Paco – a 11″ doitsu showa starts swimming upside down 1.29.2016. Paco is removed from the pool and placed in the QT. Stays upright the first two hours and is now upside down again.
What’s the problem? We’ve been wondering if our koi were tired, if there was some virus/bacteria thing going on, were our koi just weak from not eating?
Our pool water is about 55 or warmer so our koi should be eating. However somewhere along the way, they all seemed to stop eating. Every three days we’d throw a few pellets in and they would still be there two days later. Some times the pellets would be half gone. Some times all gone. No one certainly seemed interested in eating. Since I was worried the koi might be weak from lack of food, I went to Petsmart and picked up some Hikari and brine shrimp. I threw a little into the pool and while I saw a little stirring, no one was eating – until I went away. At some point, someone ate the food. After two feedings of the Hikari, the koi now seemed to swim to the spot where the food was thrown. So I switched back to the sinking Kenzen pellets. They wouldn’t eat in front of me but it disappeared over the next 12 hours. Today I threw in the Kenzen again and after 6 hours, maybe a third of the food was consumed. Not sure how the koi live on three pellets avery few days…So we think we have a good chance that the koi might be eating and their immune systems will improve.
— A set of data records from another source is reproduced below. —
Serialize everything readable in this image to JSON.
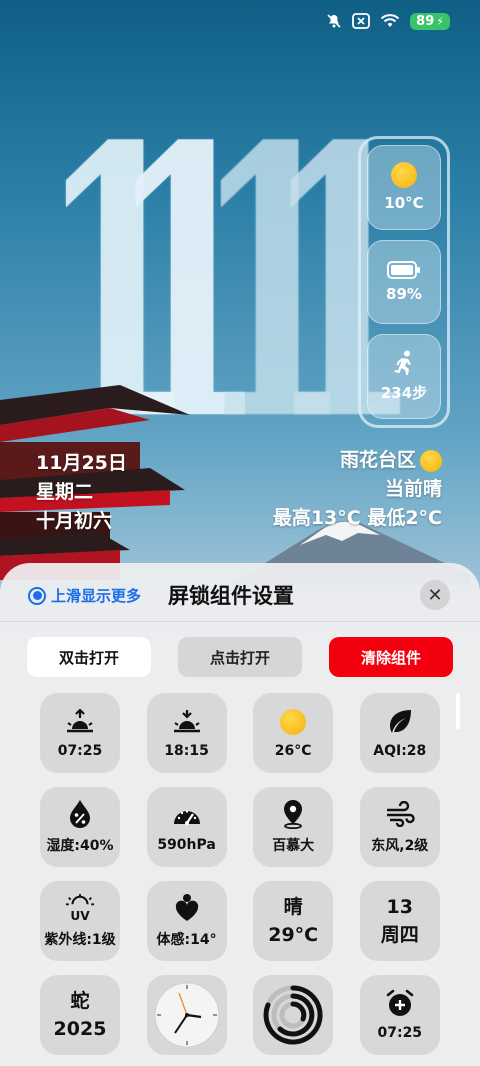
{
  "status_bar": {
    "icons": [
      "mute-icon",
      "close-box-icon",
      "wifi-icon"
    ],
    "battery": "89"
  },
  "clock": {
    "digits": [
      "1",
      "1",
      "1",
      "1"
    ]
  },
  "side_widgets": [
    {
      "icon": "sun-icon",
      "value": "10°C"
    },
    {
      "icon": "battery-icon",
      "value": "89%"
    },
    {
      "icon": "runner-icon",
      "value": "234步"
    }
  ],
  "date": {
    "line1": "11月25日",
    "line2": "星期二",
    "line3": "十月初六"
  },
  "weather": {
    "location": "雨花台区",
    "condition": "当前晴",
    "range": "最高13°C 最低2°C"
  },
  "sheet": {
    "hint": "上滑显示更多",
    "title": "屏锁组件设置",
    "buttons": {
      "double_tap": "双击打开",
      "tap": "点击打开",
      "clear": "清除组件"
    },
    "tiles": [
      {
        "icon": "sunrise-icon",
        "label": "07:25"
      },
      {
        "icon": "sunset-icon",
        "label": "18:15"
      },
      {
        "icon": "sun-icon",
        "label": "26°C"
      },
      {
        "icon": "leaf-icon",
        "label": "AQI:28"
      },
      {
        "icon": "humidity-icon",
        "label": "湿度:40%"
      },
      {
        "icon": "gauge-icon",
        "label": "590hPa"
      },
      {
        "icon": "location-pin-icon",
        "label": "百慕大"
      },
      {
        "icon": "wind-icon",
        "label": "东风,2级"
      },
      {
        "icon": "uv-icon",
        "label": "紫外线:1级"
      },
      {
        "icon": "heart-body-icon",
        "label": "体感:14°"
      },
      {
        "text_top": "晴",
        "text_bottom": "29°C"
      },
      {
        "text_top": "13",
        "text_bottom": "周四"
      },
      {
        "text_top": "蛇",
        "text_bottom": "2025"
      },
      {
        "icon": "analog-clock-icon",
        "label": ""
      },
      {
        "icon": "activity-ring-icon",
        "label": ""
      },
      {
        "icon": "alarm-icon",
        "label": "07:25"
      }
    ]
  }
}
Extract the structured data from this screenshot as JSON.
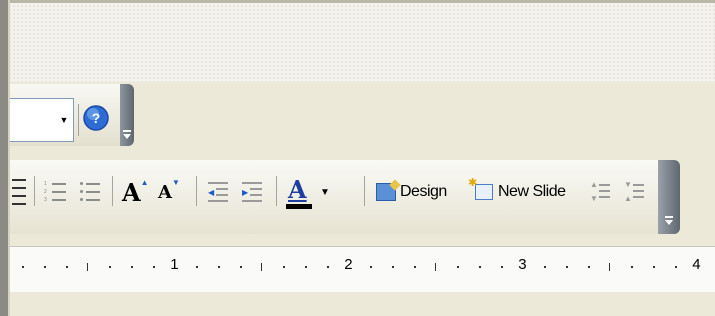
{
  "toolbar_top": {
    "combo_value": "",
    "dropdown_arrow_glyph": "▾",
    "help_icon": "help-icon",
    "overflow_chevron_glyph": "»"
  },
  "toolbar_formatting": {
    "font_grow_label": "A",
    "font_shrink_label": "A",
    "font_color_label": "A",
    "font_color_dropdown_glyph": "▾",
    "design_label": "Design",
    "new_slide_label": "New Slide",
    "overflow_chevron_glyph": "»"
  },
  "ruler": {
    "numbers": [
      "1",
      "2",
      "3",
      "4"
    ]
  },
  "colors": {
    "toolbar_chevron": "#5E6670",
    "font_color_bar": "#000000",
    "accent_blue": "#1E5BC6"
  }
}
Thinking about where the bacteria or virus could come from…we haven’t introduced any new koi since November 28. Then we thought about the bakki type of shower we had created and while we think it’s probably not that cause, we decided to dismantle it. Plus we could use the space for a larger quarantine tank. The water in the pool looked clearer the minute we took our structure off line. The koi also looked perkier. The larger quarantine tank is being set up and we’ve moved Ika and Paco over. Paco is looking pretty good, Ika looks mostly dead with bouts of manic swimming.
So our next step is the kind assistance of one of our fellow koi club members, a great friend and resource to us. He thought it might be time to innocculate the koi with some medicine. Another new adventure some time later this weekend. I had to go get some syringes and needles from the local pharmacy. They’re kept behind the pharmacist counter because I’m sure they’re worried about people using these items for recreational drugs. The first pharmacy said ‘no, I would need a prescription.’ The Walgrens though were much more accommodating and while I could only buy a pack of ten syringes/needles – the staff was quite helpful. I did show them video of my sick koi to reassure them that I wasn’t a druggie. Two Walgrens, 20 syringes/needles in hand.